The Economics of T20 Cricket

It’s showtime again as the 2014 Caribbean Premier League (CPL) T20 tournament kicks off in Grenada for millions of cricket-crazy fans around the region and the world.

The hype, the media promotion, the excitement generated by this popular sports extravaganza is massive. For a moment in time the Spice Island will bask in the global spotlight, the epicenter of activity, and the exposure will be great for the economy.

Hosting a Twenty20 tournament is a planning and logistics challenge for any country, whatever the size. Critical success factors would be mass mobilisation that fills the stadium to capacity and overflowing and event management efficiencies that showcase a facility with world class capabilities.

Future international patronage, the potential for greater things to come in sports tourism, depends on how high we score on these two imperatives.

In the old glory days when West Indies reigned supreme in the cricket world money had virtually nothing to do with it. It was the sheer adrenalin, passion, and patriotic drive of legends like Vivian Richards and Clive Lloyd to beat our historical nemesis at their own game and exalt the black race to eminence. The result was decades of joy, jubilation, and pride for generations of Caribbean people.

Today money has everything to do with it. No longer played just for fun and glory, cricket is big business, and team players are gladiators in the cut-throat market arena of a multi-billion dollar industry. Overtime, the game has evolved new permutations and configurations but in the scheme of things the T20 format has taken the world by storm.

In the 70s Kerry Packer shocked the world “bribing” a breakaway band of international cricket rebels with millions to play in apartheid South Africa. In 2003 England launched the T20 tournament pandering to the instant gratification propensity of the young and restless and the tournament quickly spread to Australia, South Africa, Sri Lanka, Pakistan, and Bangladesh.

Overtime, the Indian Premier League (IPL) became the epitome of cricket’s mass commercialisation. In 2013 West Indies “jumped on the band wagon” with the Caribbean Premier League to capitalise on the lucrative business.

Twenty20 premier leagues are owned by a multinational cartel of sports syndicates regulated by the International Cricket Council (ICC). The tournament is a high-volume, high-intensity business model heavily financed by corporate sponsorships, franchises, and equity ownerships.

Like oligopolies fierce competition exists among leagues through brand loyalty, product differentiation, and high price elasticity of demand for scarce asset resources. And women are clamouring to enter this male-exclusive club.




The industry output is an entertainment product sold live to a customer base comprising spectators at national stadiums and the millions worldwide watching via satellite television broadcasts and the internet.

Production costs include contracting the rights of players, technical experts, technology-based equipment, and financing salary streams. Revenue flows accrue from gate receipts, bidding proceeds, exclusive broadcast rights, and investment royalties.

T20 tournaments employ a heterogeneous, noncompeting group of professionals possessing specialised work skills, talents, and abilities. Within the group wage differentials are determined by market forces and demand for these specialists far exceeds their supply. Scarcity drives up wages and the higher the risk tolerance level of a player, the higher his returns. Since wage is sensitivity-intensive, with a small increase in marginal productivity a player’s income skyrockets.

For example, an insurance agent that sells 10% more policies receives 10% increased earnings but the batsman that reacts 10% quicker to a vicious bouncer trying to decapitate him gets 100% increase. In the Indian Premier League the iconic MS Dhoni of the Chennai Super Kings (CSK) has received earnings of $26.5 million from a basic salary, personal sponsorships, and endorsements and Chris Gayle’s net worth is $15 million. Given their star-studded celebrity status all T20 players become millionaires.

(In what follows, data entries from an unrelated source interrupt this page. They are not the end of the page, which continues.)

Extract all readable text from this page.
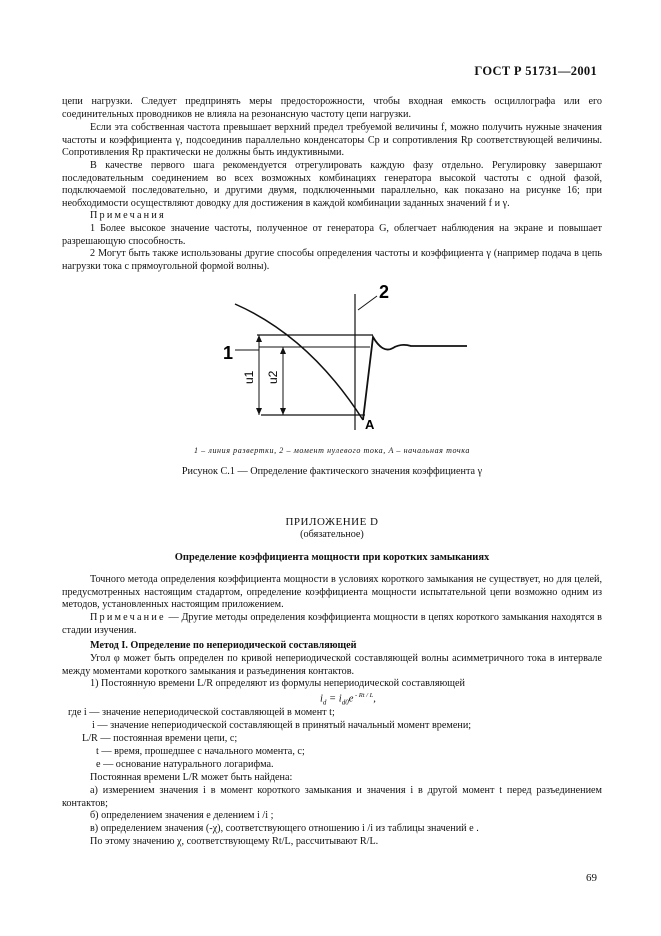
ГОСТ Р 51731—2001
цепи нагрузки. Следует предпринять меры предосторожности, чтобы входная емкость осциллографа или его соединительных проводников не влияла на резонансную частоту цепи нагрузки.
Если эта собственная частота превышает верхний предел требуемой величины f, можно получить нужные значения частоты и коэффициента γ, подсоединив параллельно конденсаторы Cp и сопротивления Rp соответствующей величины. Сопротивления Rp практически не должны быть индуктивными.
В качестве первого шага рекомендуется отрегулировать каждую фазу отдельно. Регулировку завершают последовательным соединением во всех возможных комбинациях генератора высокой частоты с одной фазой, подключаемой последовательно, и другими двумя, подключенными параллельно, как показано на рисунке 16; при необходимости осуществляют доводку для достижения в каждой комбинации заданных значений f и γ.
Примечания
1 Более высокое значение частоты, полученное от генератора G, облегчает наблюдения на экране и повышает разрешающую способность.
2 Могут быть также использованы другие способы определения частоты и коэффициента γ (например подача в цепь нагрузки тока с прямоугольной формой волны).
2
1
A
u1 u2
1 – линия развертки, 2 – момент нулевого тока, A – начальная точка
Рисунок С.1 — Определение фактического значения коэффициента γ
ПРИЛОЖЕНИЕ D
(обязательное)
Определение коэффициента мощности при коротких замыканиях
Точного метода определения коэффициента мощности в условиях короткого замыкания не существует, но для целей, предусмотренных настоящим стадартом, определение коэффициента мощности испытательной цепи возможно одним из методов, установленных настоящим приложением.
Примечание — Другие методы определения коэффициента мощности в цепях короткого замыкания находятся в стадии изучения.
Метод I. Определение по непериодической составляющей
Угол φ может быть определен по кривой непериодической составляющей волны асимметричного тока в интервале между моментами короткого замыкания и разъединения контактов.
1) Постоянную времени L/R определяют из формулы непериодической составляющей
$i_d = i_{d0}e$ $^{- Rt / L}$,
где i — значение непериодической составляющей в момент t;
i — значение непериодической составляющей в принятый начальный момент времени;
L/R — постоянная времени цепи, с;
t — время, прошедшее с начального момента, с;
e — основание натурального логарифма.
Постоянная времени L/R может быть найдена:
а) измерением значения i в момент короткого замыкания и значения i в другой момент t перед разъединением контактов;
б) определением значения e делением i /i ;
в) определением значения (-χ), соответствующего отношению i /i из таблицы значений e .
По этому значению χ, соответствующему Rt/L, рассчитывают R/L.
69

The tournament has an immediate positive impact on the micro-economy of the host nation and a long term spillover effect on the macro-economy.

The transportation industry of taxis, minibuses, and ferry boats would be buzzing with new business, hotels and guest house accommodations experience increased bookings, and vendors sell their wares.

The increased economic activity creates income generation and revenue for all stakeholders. In 2013 T20 games injected an immediate 7.3% boost to the St Lucia economy.

The $4.5 million current consumption and social welfare that Grenada sacrifices to host the tournament is the opportunity cost of future dynamic capital gains. Good externality spillovers are sustained in the long run benefiting the hospitality industry, tourism as a whole, and the country profile is enhanced as an attractive destination for inflows of foreign direct investment (FDI).

Importantly, with players like Chris Gayle, Dwayne Bravo, and Darren Sammy performing live, the games provide our young cricket “wannabes” the unique opportunity to see their heroes close up and in person and be motivated to aspire to new heights. It is a win-win situation for all and Grenadians should patronise the tournament en masse.